Why we derive customer-contact state from event tables instead of storing it as a column on the customer row.
The temptation, when a project asks “what state is this customer in?”, is to add a status column to the customer table. It’s the path of least resistance. It is also, with depressing reliability, the column that lies to you six months in.
Two events arrive out of order. Two services both update the row. A migration runs, and the row is rebuilt without one of the side effects. A retry fires, and the status flips back to a state it should not be in. By the time anyone notices, the column says one thing and the underlying events say another, and the only honest answer to “what state is the customer in?” is “let me check the logs”.
There is a better answer, and it has been the right answer in regulated data work for a long time: don’t store the state. Derive it.
The shape of the rule
Keep your event tables append-only. Each row is something that happened: an email sent, a delivery event received, a postal piece dispatched, a return logged. None of these are status; all of them are observations. They are immutable by intent. If something didn’t happen, you don’t have a row.
Then write a view — call it v_customer_contact_status — that derives the current state from those events. The view is the source of truth for “what state is the customer in”. You can drop it and rebuild it. You can change the rules. You can audit the answer by reading the underlying events. The view is cheap; the events are honest.
What this looks like in practice
On a recent regulatory customer-contact build, every state the system cared about (which wave a customer had received, whether a delivery had bounced, whether a postal piece had returned “gone away”) was derived from event tables. There was no customer.status column. There was nothing that could disagree with itself.

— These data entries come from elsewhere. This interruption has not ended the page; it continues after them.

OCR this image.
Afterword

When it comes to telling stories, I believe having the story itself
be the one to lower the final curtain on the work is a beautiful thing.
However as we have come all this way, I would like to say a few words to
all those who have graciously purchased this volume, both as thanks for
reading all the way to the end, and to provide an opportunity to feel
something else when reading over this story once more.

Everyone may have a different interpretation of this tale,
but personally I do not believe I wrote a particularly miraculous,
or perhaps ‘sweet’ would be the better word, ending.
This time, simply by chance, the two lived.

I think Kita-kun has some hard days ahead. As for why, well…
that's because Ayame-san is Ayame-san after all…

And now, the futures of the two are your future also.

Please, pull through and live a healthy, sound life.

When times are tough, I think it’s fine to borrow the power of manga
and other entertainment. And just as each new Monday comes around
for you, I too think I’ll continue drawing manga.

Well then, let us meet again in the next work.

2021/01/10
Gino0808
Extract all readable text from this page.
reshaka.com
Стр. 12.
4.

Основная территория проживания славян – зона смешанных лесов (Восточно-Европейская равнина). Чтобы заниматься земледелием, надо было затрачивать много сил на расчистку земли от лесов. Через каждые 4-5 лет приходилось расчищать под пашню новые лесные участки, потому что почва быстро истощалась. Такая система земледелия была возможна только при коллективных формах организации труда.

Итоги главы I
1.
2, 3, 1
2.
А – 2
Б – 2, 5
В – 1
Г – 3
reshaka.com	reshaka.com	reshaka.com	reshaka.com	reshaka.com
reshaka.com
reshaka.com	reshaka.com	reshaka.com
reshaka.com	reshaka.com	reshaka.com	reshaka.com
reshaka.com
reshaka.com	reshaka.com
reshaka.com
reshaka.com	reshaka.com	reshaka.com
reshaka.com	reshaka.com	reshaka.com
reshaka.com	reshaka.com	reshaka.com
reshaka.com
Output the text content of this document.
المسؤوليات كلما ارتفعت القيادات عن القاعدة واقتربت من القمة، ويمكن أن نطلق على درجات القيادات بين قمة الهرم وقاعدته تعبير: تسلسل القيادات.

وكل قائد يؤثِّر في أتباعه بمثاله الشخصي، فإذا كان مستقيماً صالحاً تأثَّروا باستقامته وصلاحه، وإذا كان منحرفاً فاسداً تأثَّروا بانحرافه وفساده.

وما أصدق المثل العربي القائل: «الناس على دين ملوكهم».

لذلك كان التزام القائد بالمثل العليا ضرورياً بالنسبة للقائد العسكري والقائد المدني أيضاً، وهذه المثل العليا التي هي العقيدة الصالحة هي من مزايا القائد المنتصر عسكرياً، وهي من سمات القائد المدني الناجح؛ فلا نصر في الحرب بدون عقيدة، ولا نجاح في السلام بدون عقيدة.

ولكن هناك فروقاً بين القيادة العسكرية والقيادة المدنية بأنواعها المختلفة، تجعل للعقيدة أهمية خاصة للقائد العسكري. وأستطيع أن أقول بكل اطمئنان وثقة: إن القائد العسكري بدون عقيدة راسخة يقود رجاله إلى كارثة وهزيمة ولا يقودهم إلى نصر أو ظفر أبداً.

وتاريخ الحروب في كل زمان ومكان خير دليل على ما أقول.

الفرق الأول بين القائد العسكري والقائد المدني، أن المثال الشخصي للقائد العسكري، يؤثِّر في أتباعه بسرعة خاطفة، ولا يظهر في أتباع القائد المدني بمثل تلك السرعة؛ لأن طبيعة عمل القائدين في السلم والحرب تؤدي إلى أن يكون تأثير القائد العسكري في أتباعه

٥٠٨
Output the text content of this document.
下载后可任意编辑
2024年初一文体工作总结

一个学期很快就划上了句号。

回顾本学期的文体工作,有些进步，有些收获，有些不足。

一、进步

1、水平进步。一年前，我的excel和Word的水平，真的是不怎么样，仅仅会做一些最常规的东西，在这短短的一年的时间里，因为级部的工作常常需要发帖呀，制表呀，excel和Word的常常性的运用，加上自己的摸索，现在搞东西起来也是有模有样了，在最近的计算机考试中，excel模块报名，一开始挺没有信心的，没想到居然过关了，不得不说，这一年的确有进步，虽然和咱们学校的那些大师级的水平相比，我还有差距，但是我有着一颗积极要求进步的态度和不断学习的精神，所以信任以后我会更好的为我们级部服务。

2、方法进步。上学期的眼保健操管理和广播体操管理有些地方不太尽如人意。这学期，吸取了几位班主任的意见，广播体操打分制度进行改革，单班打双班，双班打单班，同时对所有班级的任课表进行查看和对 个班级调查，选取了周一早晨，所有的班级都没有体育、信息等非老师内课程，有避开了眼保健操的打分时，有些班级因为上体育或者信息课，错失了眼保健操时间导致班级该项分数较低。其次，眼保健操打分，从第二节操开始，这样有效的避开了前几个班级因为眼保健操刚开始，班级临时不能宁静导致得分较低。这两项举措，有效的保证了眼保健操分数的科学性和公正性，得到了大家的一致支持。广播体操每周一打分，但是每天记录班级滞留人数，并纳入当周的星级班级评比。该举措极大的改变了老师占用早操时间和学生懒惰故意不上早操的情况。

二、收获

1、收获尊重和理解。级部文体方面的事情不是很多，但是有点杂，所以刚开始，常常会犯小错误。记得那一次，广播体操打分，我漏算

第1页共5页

When the regulator asked, late in the engagement, exactly what had been sent to a particular customer on a particular day, the answer was a single query against the events. The view was rebuilt twice during the project as the cohort definition evolved. Neither rebuild required a backfill — the events were already correct.
Why this is hard to give up
The cost is more upfront thinking. You have to design your event tables before you can derive state. You have to write the view, which is more typing than UPDATE customer SET status = ?. You have to convince stakeholders who like the convenience of “just look at the status column” that the answer is going to be a query, not a join.
The reward is that nothing ever drifts. Every state can be re-derived. Every audit question has a SQL answer. And the line you have to defend when a regulator asks “how do you know?” is a line of SQL, not a hope.